Les modalités de fonctionnement du comité d'experts ne confèrent aucun caractère autoritaire à l'intervention de cette instance. Elles sont au contraire articulées autour du caractère consultatif donné par la loi au comité. Son expertise ne peut intervenir que sur demande du juge des tutelles, garant des droits et intérêts des personnes majeures, et ce dernier est le seul destinataire de l'avis émis.

Il convient de rappeler que ni le juge, ni le comité n'est habilité à engager une démarche en vue de la stérilisation à visée contraceptive d'une personne relevant de l'article L. 2123-2 du code de la santé publique, mais que celle-ci résulte d'une demande de l'intéressé ou de son représentant légal.

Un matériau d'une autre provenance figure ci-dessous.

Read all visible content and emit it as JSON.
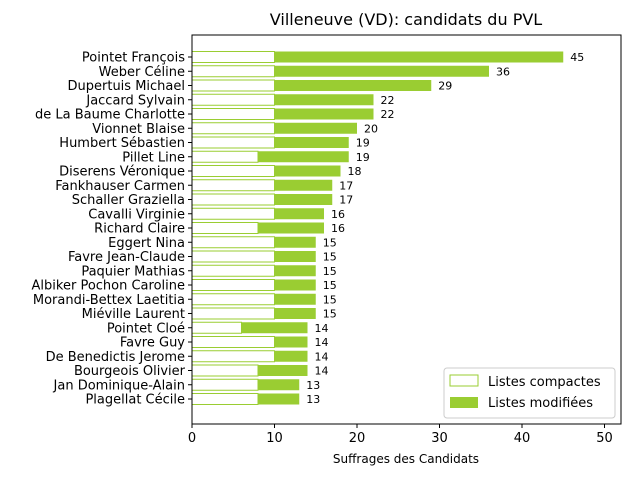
{
  "chart_data": {
    "type": "bar",
    "orientation": "horizontal",
    "stacked": true,
    "title": "Villeneuve (VD): candidats du PVL",
    "xlabel": "Suffrages des Candidats",
    "ylabel": "",
    "xlim": [
      0,
      52
    ],
    "xticks": [
      "0",
      "10",
      "20",
      "30",
      "40",
      "50"
    ],
    "grid": false,
    "legend_position": "lower-right",
    "colors": {
      "compact_edge": "#9acd32",
      "modified_fill": "#9acd32",
      "compact_fill": "#ffffff"
    },
    "categories": [
      "Pointet François",
      "Weber Céline",
      "Dupertuis Michael",
      "Jaccard Sylvain",
      "de La Baume Charlotte",
      "Vionnet Blaise",
      "Humbert Sébastien",
      "Pillet Line",
      "Diserens Véronique",
      "Fankhauser Carmen",
      "Schaller Graziella",
      "Cavalli Virginie",
      "Richard Claire",
      "Eggert Nina",
      "Favre Jean-Claude",
      "Paquier Mathias",
      "Albiker Pochon Caroline",
      "Morandi-Bettex Laetitia",
      "Miéville Laurent",
      "Pointet Cloé",
      "Favre Guy",
      "De Benedictis Jerome",
      "Bourgeois Olivier",
      "Jan Dominique-Alain",
      "Plagellat Cécile"
    ],
    "series": [
      {
        "name": "Listes compactes",
        "values": [
          10,
          10,
          10,
          10,
          10,
          10,
          10,
          8,
          10,
          10,
          10,
          10,
          8,
          10,
          10,
          10,
          10,
          10,
          10,
          6,
          10,
          10,
          8,
          8,
          8
        ]
      },
      {
        "name": "Listes modifiées",
        "values": [
          35,
          26,
          19,
          12,
          12,
          10,
          9,
          11,
          8,
          7,
          7,
          6,
          8,
          5,
          5,
          5,
          5,
          5,
          5,
          8,
          4,
          4,
          6,
          5,
          5
        ]
      }
    ],
    "totals": [
      "45",
      "36",
      "29",
      "22",
      "22",
      "20",
      "19",
      "19",
      "18",
      "17",
      "17",
      "16",
      "16",
      "15",
      "15",
      "15",
      "15",
      "15",
      "15",
      "14",
      "14",
      "14",
      "14",
      "13",
      "13"
    ]
  }
}
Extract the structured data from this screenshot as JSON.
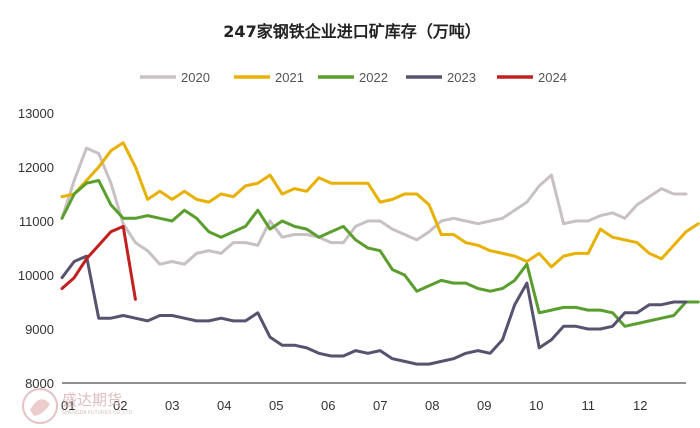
{
  "chart_data": {
    "type": "line",
    "title": "247家钢铁企业进口矿库存（万吨）",
    "xlabel": "",
    "ylabel": "",
    "ylim": [
      8000,
      13000
    ],
    "yticks": [
      "8000",
      "9000",
      "10000",
      "11000",
      "12000",
      "13000"
    ],
    "xticks": [
      "01",
      "02",
      "03",
      "04",
      "05",
      "06",
      "07",
      "08",
      "09",
      "10",
      "11",
      "12"
    ],
    "x_domain": [
      1,
      52
    ],
    "grid": false,
    "legend_position": "top",
    "series": [
      {
        "name": "2020",
        "color": "#c9c0c3",
        "values": [
          11050,
          11750,
          12350,
          12250,
          11700,
          10950,
          10600,
          10450,
          10200,
          10250,
          10200,
          10400,
          10450,
          10400,
          10600,
          10600,
          10550,
          11000,
          10700,
          10750,
          10750,
          10700,
          10600,
          10600,
          10900,
          11000,
          11000,
          10850,
          10750,
          10650,
          10800,
          11000,
          11050,
          11000,
          10950,
          11000,
          11050,
          11200,
          11350,
          11650,
          11850,
          10950,
          11000,
          11000,
          11100,
          11150,
          11050,
          11300,
          11450,
          11600,
          11500,
          11500
        ]
      },
      {
        "name": "2021",
        "color": "#e8b000",
        "values": [
          11450,
          11500,
          11750,
          12000,
          12300,
          12450,
          12000,
          11400,
          11550,
          11400,
          11550,
          11400,
          11350,
          11500,
          11450,
          11650,
          11700,
          11850,
          11500,
          11600,
          11550,
          11800,
          11700,
          11700,
          11700,
          11700,
          11350,
          11400,
          11500,
          11500,
          11300,
          10750,
          10750,
          10600,
          10550,
          10450,
          10400,
          10350,
          10250,
          10400,
          10150,
          10350,
          10400,
          10400,
          10850,
          10700,
          10650,
          10600,
          10400,
          10300,
          10550,
          10800,
          10950
        ]
      },
      {
        "name": "2022",
        "color": "#5a9e2e",
        "values": [
          11050,
          11500,
          11700,
          11750,
          11300,
          11050,
          11050,
          11100,
          11050,
          11000,
          11200,
          11050,
          10800,
          10700,
          10800,
          10900,
          11200,
          10850,
          11000,
          10900,
          10850,
          10700,
          10800,
          10900,
          10650,
          10500,
          10450,
          10100,
          10000,
          9700,
          9800,
          9900,
          9850,
          9850,
          9750,
          9700,
          9750,
          9900,
          10200,
          9300,
          9350,
          9400,
          9400,
          9350,
          9350,
          9300,
          9050,
          9100,
          9150,
          9200,
          9250,
          9500,
          9500
        ]
      },
      {
        "name": "2023",
        "color": "#55536e",
        "values": [
          9950,
          10250,
          10350,
          9200,
          9200,
          9250,
          9200,
          9150,
          9250,
          9250,
          9200,
          9150,
          9150,
          9200,
          9150,
          9150,
          9300,
          8850,
          8700,
          8700,
          8650,
          8550,
          8500,
          8500,
          8600,
          8550,
          8600,
          8450,
          8400,
          8350,
          8350,
          8400,
          8450,
          8550,
          8600,
          8550,
          8800,
          9450,
          9850,
          8650,
          8800,
          9050,
          9050,
          9000,
          9000,
          9050,
          9300,
          9300,
          9450,
          9450,
          9500,
          9500
        ]
      },
      {
        "name": "2024",
        "color": "#c0201e",
        "values": [
          9750,
          9950,
          10300,
          10550,
          10800,
          10900,
          9550
        ]
      }
    ]
  },
  "watermark": {
    "brand": "盛达期货",
    "sub": "SHENGDA FUTURES CO.,LTD."
  }
}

2.2.3. L'association de la personne concernée à la procédure

En prévoyant l'audition de la personne concernée par une stérilisation, le dispositif s'inscrit dans un cadre législatif qui associe la personne concernée à toutes les étapes de la procédure et admet que le refus de cette dernière fait obstacle à toute intervention. Cette audition doit permettre au comité d'assurer son rôle d'écoute, d'information et d'évaluation ; elle apparaît importante pour permettre une bonne appréciation des risques et des conséquences de l'intervention pour l'intéressé, du degré d'information et de compréhension du patient.

Vous voudrez bien me tenir informé de toute difficulté que vous seriez amené à constater, tant en ce qui concere la constitution des comités que leur fonctionnement.